Get out the microscope, because we’re going through this poem line-by-line.
Heard melodies are sweet, but those unheard
Are sweeter; therefore, ye soft pipes, play on;
- In this stanza, the speaker seems to have moved on to another of the pictures on the side of the urn.
- (We think there are a total of three different scenes depicted on the urn, and this is the second.)
- As in the first scene, there is music playing. The music is being played on "pipes," which is like a primitive version of a flute. Unlike the wild party music of the first stanza, these pipes are "soft."
- The speaker arrives at a totally counter-intuitive conclusion. He says that the melodies you don’t hear are "sweeter" than those you do.
- This claim is a paradox: it doesn’t seem to make sense. No one listens to their music player with the volume at zero so they can "imagine" the music they aren’t hearing.
- This is the first example of a trick that Keats is going to play over and over again for the rest of the poem.
- He treats the scenes on the urn as if they were real places and events, and not just a depiction of a place. Real people are actually "living" on the urn, but they are frozen in time.
- The pipe-player actually is playing a song, but you can’t hear the song because urns don’t make sounds. The speaker is imagining what the song would song like, and he thinks this imaginary song inside his head is better than anything he has heard with his ears.
- In other words, he prefers to the world of fantasy to the physical world.
- He tells the "soft pipes" to keep playing, even though he’s the one who is making the pipes play, by imagining them.
- In this sense, it’s almost like he’s talking to himself. He is both musician and audience.
Not to the sensual ear, but, more endear'd,
Pipe to the spirit ditties of no tone:
- Talk about a weird. The speaker is still giving orders that only he can obey.
- He tells the pipes not to play to his "sensual" or physical ear, but to the metaphorical ear of his "spirit," or imagination. This spiritual ear is "more endear’d," or cherished, than his flesh-and-blood ears.
- As if that weren’t strange enough, he asks the pipes to play "ditties of no tone," that is, songs that don’t have any notes or sounds, at least in the real world. Imaginary songs.
- Haven’t you ever composed an awesome song in your head, and you’re sure it’s as good as a Top-40 hit, but you also know that if you ever tried to sing or perform it, the result would be a total disaster? That’s kind of what’s going on here.
Fair youth, beneath the trees, thou canst not leave
Thy song, nor ever can those trees be bare;
- Aha! The identity of our mysterious musician revealed! It was Colonel Mustard in the Conservatory with the Lead Pipe. Oh wait, no: it was a good-looking young guy ("fair youth") sitting under the trees, and his pipe was probably made of wood.

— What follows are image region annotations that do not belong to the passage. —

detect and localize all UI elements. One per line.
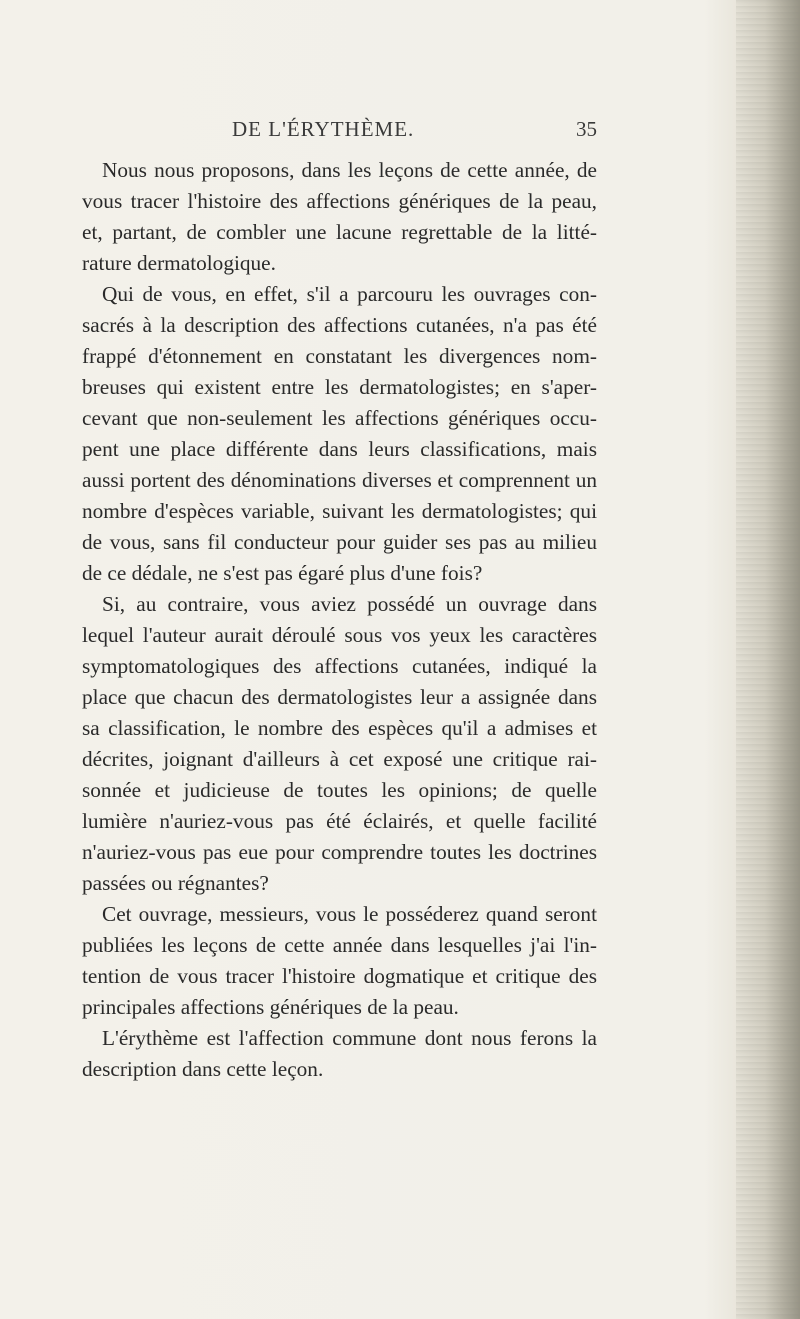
page-number: 35	[576, 117, 597, 141]
page-edge-binding	[736, 0, 800, 1319]
paragraph-2: Qui de vous, en effet, s'il a parcouru les ouvrages con-sacrés à la description des affections cutanées, n'a pas été frappé d'étonnement en constatant les divergences nom-breuses qui existent entre les dermatologistes; en s'aper-cevant que non-seulement les affections génériques occu-pent une place différente dans leurs classifications, mais aussi portent des dénominations diverses et comprennent un nombre d'espèces variable, suivant les dermatologistes; qui de vous, sans fil conducteur pour guider ses pas au milieu de ce dédale, ne s'est pas égaré plus d'une fois?	[82, 282, 597, 585]
running-title: DE L'ÉRYTHÈME.	[232, 117, 415, 141]
paragraph-1: Nous nous proposons, dans les leçons de cette année, de vous tracer l'histoire des affections génériques de la peau, et, partant, de combler une lacune regrettable de la litté-rature dermatologique.	[82, 158, 597, 275]
running-head	[82, 117, 597, 147]
body-text	[82, 155, 597, 1085]
paragraph-3: Si, au contraire, vous aviez possédé un ouvrage dans lequel l'auteur aurait déroulé sous vos yeux les caractères symptomatologiques des affections cutanées, indiqué la place que chacun des dermatologistes leur a assignée dans sa classification, le nombre des espèces qu'il a admises et décrites, joignant d'ailleurs à cet exposé une critique rai-sonnée et judicieuse de toutes les opinions; de quelle lumière n'auriez-vous pas été éclairés, et quelle facilité n'auriez-vous pas eue pour comprendre toutes les doctrines passées ou régnantes?	[82, 592, 597, 895]
paragraph-4: Cet ouvrage, messieurs, vous le posséderez quand seront publiées les leçons de cette année dans lesquelles j'ai l'in-tention de vous tracer l'histoire dogmatique et critique des principales affections génériques de la peau.	[82, 902, 597, 1019]
paragraph-5: L'érythème est l'affection commune dont nous ferons la description dans cette leçon.	[82, 1026, 597, 1081]
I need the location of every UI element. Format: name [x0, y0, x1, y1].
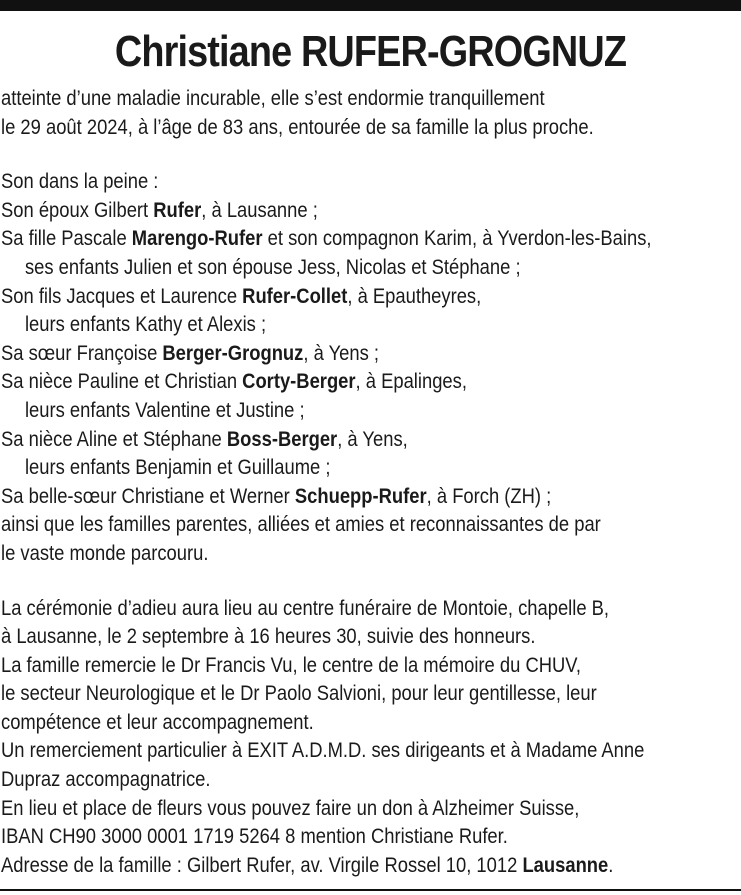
paragraph-gap	[1, 141, 651, 167]
family-heading: Son dans la peine :	[1, 169, 159, 194]
notice-title: Christiane RUFER-GROGNUZ	[114, 27, 627, 76]
closing-line: Un remerciement particulier à EXIT A.D.M.D. ses dirigeants et à Madame Anne	[1, 738, 645, 763]
closing-line: La famille remercie le Dr Francis Vu, le centre de la mémoire du CHUV,	[1, 652, 581, 677]
notice-body	[1, 84, 651, 879]
family-line: ses enfants Julien et son épouse Jess, Nicolas et Stéphane ;	[24, 254, 521, 279]
family-line: le vaste monde parcouru.	[1, 540, 209, 565]
address-line: Adresse de la famille : Gilbert Rufer, av. Virgile Rossel 10, 1012 Lausanne.	[1, 852, 614, 877]
family-line: Sa nièce Pauline et Christian Corty-Berger, à Epalinges,	[1, 369, 467, 394]
family-line: Sa sœur Françoise Berger-Grognuz, à Yens ;	[1, 340, 379, 365]
closing-line: Dupraz accompagnatrice.	[1, 767, 211, 792]
family-line: leurs enfants Kathy et Alexis ;	[24, 312, 267, 337]
intro-line: le 29 août 2024, à l’âge de 83 ans, entourée de sa famille la plus proche.	[1, 114, 594, 139]
family-line: Sa belle-sœur Christiane et Werner Schuepp-Rufer, à Forch (ZH) ;	[1, 483, 552, 508]
closing-line: IBAN CH90 3000 0001 1719 5264 8 mention Christiane Rufer.	[1, 824, 508, 849]
closing-line: le secteur Neurologique et le Dr Paolo Salvioni, pour leur gentillesse, leur	[1, 681, 597, 706]
paragraph-gap	[1, 568, 651, 594]
family-line: leurs enfants Benjamin et Guillaume ;	[24, 455, 331, 480]
intro-line: atteinte d’une maladie incurable, elle s’est endormie tranquillement	[1, 86, 545, 110]
family-line: Sa fille Pascale Marengo-Rufer et son compagnon Karim, à Yverdon-les-Bains,	[1, 226, 652, 251]
family-line: leurs enfants Valentine et Justine ;	[24, 397, 305, 422]
closing-line: à Lausanne, le 2 septembre à 16 heures 30, suivie des honneurs.	[1, 624, 536, 649]
family-line: Son fils Jacques et Laurence Rufer-Collet, à Epautheyres,	[1, 283, 482, 308]
top-rule	[0, 0, 741, 11]
closing-line: En lieu et place de fleurs vous pouvez faire un don à Alzheimer Suisse,	[1, 795, 580, 820]
closing-line: La cérémonie d’adieu aura lieu au centre funéraire de Montoie, chapelle B,	[1, 595, 610, 620]
family-line: Sa nièce Aline et Stéphane Boss-Berger, à Yens,	[1, 426, 408, 451]
family-line: Son époux Gilbert Rufer, à Lausanne ;	[1, 197, 318, 222]
closing-line: compétence et leur accompagnement.	[1, 709, 314, 734]
family-line: ainsi que les familles parentes, alliées et amies et reconnaissantes de par	[1, 512, 601, 537]
bottom-rule	[0, 889, 741, 891]
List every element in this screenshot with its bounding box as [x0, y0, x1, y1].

- Here comes Keats’s trick again. He treats the urn like a real place, and because this place never changes, it means that the guy under the tree will always be playing the same song, in the same pose forever!
- It’s like Bill Murray’s life in Groundhog Day, but with even less variety.
- But for the speaker, this is actually a good thing. Because the seasons never change, the weather will always be nice and the trees will never be "bare," without leaves.
- It’s Eden. Eternal spring.
Bold lover, never, never canst thou kiss,
- Now he turns back to the first scene, the guys chasing the women, and he starts talking to one of the guys.
- He calls him "bold," presumably because he has taken the initiative the chase his lady around the forest. In modern-day terms, he’s like a guy who is never afraid to ask for a girl’s number.
- To paraphrase, the speaker says, "I know you’re hoping to make it with that nice girl you’re chasing, but I’ve got bad news for you: It’s not going to happen. Ever. I don’t think you realize this, but you live on an urn, you’re just a picture, and you can never move or change. But there’s a definite upside to the situation: you’ll always feel just as strongly about her, and she’ll always be really beautiful. Not such a bad deal, right?"
- This is an absurd thing to say, and it tells us more about the speaker than it does about the lover. The speaker wants to imagine a world in which nothing changes and good things never come to an end.
- (By the way, if you want to check out a poem whose speaker takes the complete opposite view, visit Shmoop’s analysis of Wallace Stevens’s "Sunday Morning.")
- The speaker isn’t the most tactful guy in the world, and he repeats the word "never" twice as if to rub in the bad news. He also describes the chase scene as if it were an athletic race, for which having sex is considered "winning." It’s like the Romantic poetry equivalent of locker-room banter.